Como na maioria são jovens e até adolescentes, os ciberterroristas acompanham as novidades da internet. Tanto que já lançaram até um ataque no Second Life - espécie de ambiente virtual no qual as pessoas podem criar personagens e interagir entre si - e criaram um game chamado A Noite da Captura de Bush. Um jihadista virtual preso há dois meses em Londres estava prestes a estrear um site para concorrer com o YouTube, o www.youbombit.com.
Quando o objetivo é ganhar dinheiro para financiar a jihad, eles lançam mão dos temidos ciberataques. Suas táticas aproximam-se das usadas por hackers chineses que, nos últimos meses, teriam invadido o Pentágono, e sistemas dos governos alemão e britânico.
Para roubar dados de cartão de crédito, os ciberjihadistas enviam e-mails e criam sites falsos - na maioria das vezes, imitando o de grandes bancos.
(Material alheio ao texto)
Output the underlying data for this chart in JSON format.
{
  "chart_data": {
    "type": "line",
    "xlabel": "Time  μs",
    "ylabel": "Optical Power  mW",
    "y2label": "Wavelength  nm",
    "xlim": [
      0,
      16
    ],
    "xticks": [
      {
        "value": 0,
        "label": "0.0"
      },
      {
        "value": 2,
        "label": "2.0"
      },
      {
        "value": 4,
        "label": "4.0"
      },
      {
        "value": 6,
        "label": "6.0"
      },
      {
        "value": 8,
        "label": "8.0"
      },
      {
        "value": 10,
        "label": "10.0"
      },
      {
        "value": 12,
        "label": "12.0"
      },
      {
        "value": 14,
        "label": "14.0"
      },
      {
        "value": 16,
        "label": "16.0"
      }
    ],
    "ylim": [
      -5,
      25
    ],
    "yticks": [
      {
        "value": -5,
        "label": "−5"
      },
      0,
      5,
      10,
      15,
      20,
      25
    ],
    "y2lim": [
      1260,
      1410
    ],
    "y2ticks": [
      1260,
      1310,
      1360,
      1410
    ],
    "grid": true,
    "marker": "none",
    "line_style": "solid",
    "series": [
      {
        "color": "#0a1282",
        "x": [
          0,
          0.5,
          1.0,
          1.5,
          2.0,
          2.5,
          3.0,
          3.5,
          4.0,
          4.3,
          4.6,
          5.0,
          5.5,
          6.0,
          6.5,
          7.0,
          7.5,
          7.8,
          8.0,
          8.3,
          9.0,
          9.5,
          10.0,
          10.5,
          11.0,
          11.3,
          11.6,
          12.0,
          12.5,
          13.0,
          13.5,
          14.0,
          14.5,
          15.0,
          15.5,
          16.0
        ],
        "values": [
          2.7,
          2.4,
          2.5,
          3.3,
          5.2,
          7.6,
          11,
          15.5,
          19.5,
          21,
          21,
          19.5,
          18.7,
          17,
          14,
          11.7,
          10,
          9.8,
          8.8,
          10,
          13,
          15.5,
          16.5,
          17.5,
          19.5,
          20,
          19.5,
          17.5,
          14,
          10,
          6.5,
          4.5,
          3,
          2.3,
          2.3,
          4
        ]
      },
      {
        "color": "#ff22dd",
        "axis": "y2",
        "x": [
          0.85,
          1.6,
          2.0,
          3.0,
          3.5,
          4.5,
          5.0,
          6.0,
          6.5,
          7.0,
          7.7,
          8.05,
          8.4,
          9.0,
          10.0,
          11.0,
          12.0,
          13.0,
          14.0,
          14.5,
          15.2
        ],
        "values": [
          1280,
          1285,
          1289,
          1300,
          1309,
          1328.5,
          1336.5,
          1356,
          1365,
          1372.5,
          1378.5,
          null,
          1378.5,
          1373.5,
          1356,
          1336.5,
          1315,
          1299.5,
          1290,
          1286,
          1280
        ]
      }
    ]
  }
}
Para 'lavar' o dinheiro roubado, eles usam os dados do cartão para apostar em cassinos online.
O dinheiro obtido nos jogos é depositado em suas próprias contas bancárias e usado para fazer compras online. A lista dos terroristas inclui itens para facilitar o lançamento de ataques na vida real: coletes para suicidas, binóculos de visão noturna, celulares e passagens aéreas.
Analistas concordam que os ciberterroristas já conseguiram várias proezas na internet. A maior delas é fazer com que sua mensagem alcance, por exemplo, ingleses, suecos ou americanos que nunca teriam contato com o terrorismo e muito menos entrariam para a jihad, se não fosse a internet. Muitos rebeldes virtuais acabam passando para o combate real, no Iraque ou Afeganistão.
Sem nunca ter encostado em armas, os ciberjihadistas transformaram-se em peças importantes na estrutura de redes terroristas. Aos 23 anos, o britânico de origem marroquina Younes Tsuoli foi crucial na reconstrução da Al-Qaeda. De sua casa em Londres, ele colocava na rede mensagens e vídeos de Abu Musab al-Zarqawi, o líder do braço do grupo no Iraque, morto em 2006.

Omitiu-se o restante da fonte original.